Guardianship Must Be Abolished
It’s time to change the conversation around guardianship. Let’s not talk about fixing or offering alternatives to it. Continuing to do so gives credibility to the process and implies it should be the default approach to disability care, where anything else is considered a special case. We also need to eliminate the term “guardianship.” Consider that when one is terminated (a rare event), the process is known as “restoration of rights.” Since that is the case, let’s call guardianship what it is: “removal of rights.” The question we should be asking is not “When do we remove someone’s rights?” but “How do we support this individual?”
We can no longer ignore the incongruity of removing a person’s rights, money, and property in order to “protect” them. We should no longer tolerate a guardianship system that is so adversarial that as soon as it commences, family members are harassed and degraded when they try to see or help their loved one or regain control over their assets. Guardianship is a threat to us all because anyone can be subjected to it on flimsy pretexts and without warning. We must end it.
What You Can Do
We all need to speak up to educate the public and let our elected representatives know we are serious about change. Here are a few actions anyone can take:
- Join Libra Max in the fight to free her dad, Peter Max. Go to the FreePeterMax website to sign the letter there requesting he be released from guardianship and have his rights restored. It will be sent to the public officials who have jurisdiction over the matter.
- Ask your representatives for a full Congressional hearing on guardianship, similar to the Select Committee to Investigate the January 6th Attack on the United States Capitol. This will provide the audience we need to effect change at the national level and jump-start conversations about democracy and self-determination. It may also be useful to contact Congress members, including Eric Swalwell and Sen. Richard Blumenthal, who have supported investigations into guardianship. A simple call to their offices is more effective than an email.
- Take action in your state. New York State residents should contact Senators George Borrello and Anthony Palumbo to ensure that they follow up the guardianship roundtable by convening a hearing in the legislature to hear more victim and family testimonies.
- Educate yourself on guardianship by watching the ABC-10 News investigation, “The Price of Care: Investigating California.” This series exposing a $13 billion industry began with a call from a victim to reporter Andie Judson.

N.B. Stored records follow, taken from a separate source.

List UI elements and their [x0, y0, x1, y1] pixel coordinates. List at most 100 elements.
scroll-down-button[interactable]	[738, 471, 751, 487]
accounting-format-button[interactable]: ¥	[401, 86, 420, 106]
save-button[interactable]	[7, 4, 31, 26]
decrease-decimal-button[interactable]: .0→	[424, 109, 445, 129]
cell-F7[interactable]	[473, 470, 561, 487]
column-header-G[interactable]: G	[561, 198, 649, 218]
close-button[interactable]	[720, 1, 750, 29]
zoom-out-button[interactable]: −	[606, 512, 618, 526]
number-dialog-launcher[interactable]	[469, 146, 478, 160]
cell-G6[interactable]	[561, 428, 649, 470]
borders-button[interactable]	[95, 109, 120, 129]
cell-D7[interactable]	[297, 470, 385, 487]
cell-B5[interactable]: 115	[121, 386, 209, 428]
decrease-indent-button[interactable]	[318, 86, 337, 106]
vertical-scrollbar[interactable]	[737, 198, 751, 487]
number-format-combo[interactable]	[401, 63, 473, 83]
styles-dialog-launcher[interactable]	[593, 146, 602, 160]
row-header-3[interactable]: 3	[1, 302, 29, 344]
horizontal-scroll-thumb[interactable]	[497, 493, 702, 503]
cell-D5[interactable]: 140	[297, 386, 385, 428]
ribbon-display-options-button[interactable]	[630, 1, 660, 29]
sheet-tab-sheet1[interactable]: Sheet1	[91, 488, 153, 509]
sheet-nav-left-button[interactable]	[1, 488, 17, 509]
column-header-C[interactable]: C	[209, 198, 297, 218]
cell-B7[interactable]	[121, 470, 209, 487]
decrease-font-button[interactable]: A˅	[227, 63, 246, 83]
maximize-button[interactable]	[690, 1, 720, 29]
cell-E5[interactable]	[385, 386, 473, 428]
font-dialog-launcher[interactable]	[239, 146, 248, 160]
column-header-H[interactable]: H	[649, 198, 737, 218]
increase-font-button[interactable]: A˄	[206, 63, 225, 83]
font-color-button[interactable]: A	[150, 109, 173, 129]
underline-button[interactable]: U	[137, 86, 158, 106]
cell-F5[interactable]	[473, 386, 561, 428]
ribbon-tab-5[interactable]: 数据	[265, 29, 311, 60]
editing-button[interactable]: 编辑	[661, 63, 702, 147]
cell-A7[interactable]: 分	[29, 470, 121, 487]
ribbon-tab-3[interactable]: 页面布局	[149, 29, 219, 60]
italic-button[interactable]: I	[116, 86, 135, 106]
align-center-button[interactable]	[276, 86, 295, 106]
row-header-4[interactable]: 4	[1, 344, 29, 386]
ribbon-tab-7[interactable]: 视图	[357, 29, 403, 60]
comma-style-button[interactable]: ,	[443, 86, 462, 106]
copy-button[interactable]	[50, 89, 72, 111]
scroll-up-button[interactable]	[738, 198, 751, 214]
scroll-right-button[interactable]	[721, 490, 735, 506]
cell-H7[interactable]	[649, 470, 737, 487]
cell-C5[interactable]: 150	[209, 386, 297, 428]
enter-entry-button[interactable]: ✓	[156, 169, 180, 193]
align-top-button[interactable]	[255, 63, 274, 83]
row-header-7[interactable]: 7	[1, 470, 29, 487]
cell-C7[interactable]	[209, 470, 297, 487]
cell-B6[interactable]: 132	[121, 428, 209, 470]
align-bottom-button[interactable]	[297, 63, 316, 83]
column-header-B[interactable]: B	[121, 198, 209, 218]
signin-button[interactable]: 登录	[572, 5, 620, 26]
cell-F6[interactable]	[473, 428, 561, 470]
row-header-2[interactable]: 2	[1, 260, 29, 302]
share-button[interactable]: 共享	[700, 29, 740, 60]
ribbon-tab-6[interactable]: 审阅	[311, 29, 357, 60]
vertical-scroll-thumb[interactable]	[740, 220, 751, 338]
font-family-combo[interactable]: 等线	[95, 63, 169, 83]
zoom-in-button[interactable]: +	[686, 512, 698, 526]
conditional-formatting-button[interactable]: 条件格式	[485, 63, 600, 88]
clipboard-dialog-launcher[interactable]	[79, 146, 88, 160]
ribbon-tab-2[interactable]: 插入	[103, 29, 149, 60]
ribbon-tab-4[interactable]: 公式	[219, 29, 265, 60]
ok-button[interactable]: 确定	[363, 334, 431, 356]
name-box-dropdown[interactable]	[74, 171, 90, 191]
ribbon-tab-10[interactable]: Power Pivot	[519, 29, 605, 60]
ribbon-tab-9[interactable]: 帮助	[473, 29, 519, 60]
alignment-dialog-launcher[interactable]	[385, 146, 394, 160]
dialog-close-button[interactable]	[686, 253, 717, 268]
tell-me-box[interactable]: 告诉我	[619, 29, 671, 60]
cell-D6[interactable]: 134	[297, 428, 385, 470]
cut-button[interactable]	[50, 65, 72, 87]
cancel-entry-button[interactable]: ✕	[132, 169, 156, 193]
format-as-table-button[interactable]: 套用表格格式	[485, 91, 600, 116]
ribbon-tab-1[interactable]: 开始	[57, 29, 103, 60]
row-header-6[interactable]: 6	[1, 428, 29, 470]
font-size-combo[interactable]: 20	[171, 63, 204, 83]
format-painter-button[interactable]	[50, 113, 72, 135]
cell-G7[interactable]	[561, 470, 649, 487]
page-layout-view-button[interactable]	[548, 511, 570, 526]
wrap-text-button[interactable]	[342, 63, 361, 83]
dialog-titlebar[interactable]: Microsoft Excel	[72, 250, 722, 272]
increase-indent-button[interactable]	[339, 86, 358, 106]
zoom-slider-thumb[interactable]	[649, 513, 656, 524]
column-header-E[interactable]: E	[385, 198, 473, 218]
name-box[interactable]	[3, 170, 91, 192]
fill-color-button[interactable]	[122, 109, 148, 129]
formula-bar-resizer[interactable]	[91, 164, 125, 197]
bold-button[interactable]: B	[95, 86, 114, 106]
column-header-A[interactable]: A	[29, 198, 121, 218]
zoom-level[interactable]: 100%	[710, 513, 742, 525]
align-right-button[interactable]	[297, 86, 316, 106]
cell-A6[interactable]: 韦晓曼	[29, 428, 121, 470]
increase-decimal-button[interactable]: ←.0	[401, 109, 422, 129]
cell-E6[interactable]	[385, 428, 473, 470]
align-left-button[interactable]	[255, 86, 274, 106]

Her findings led the ABC10 team to produce a second in-depth series involving conservatorship, “The Price of Care: Taken by the State.” These reports provide a model for media coverage; make sure to ask your state and local news media to dig for stories on this under-reported, corrupt industry.
- Ask your state and federal elected officials to demand accountability in connection with guardianships. If someone commits a crime in connection with guardianship (fraud, theft, neglect, etc.), they need to be referred to the appropriate agency or to law enforcement. Otherwise, these crimes will continue.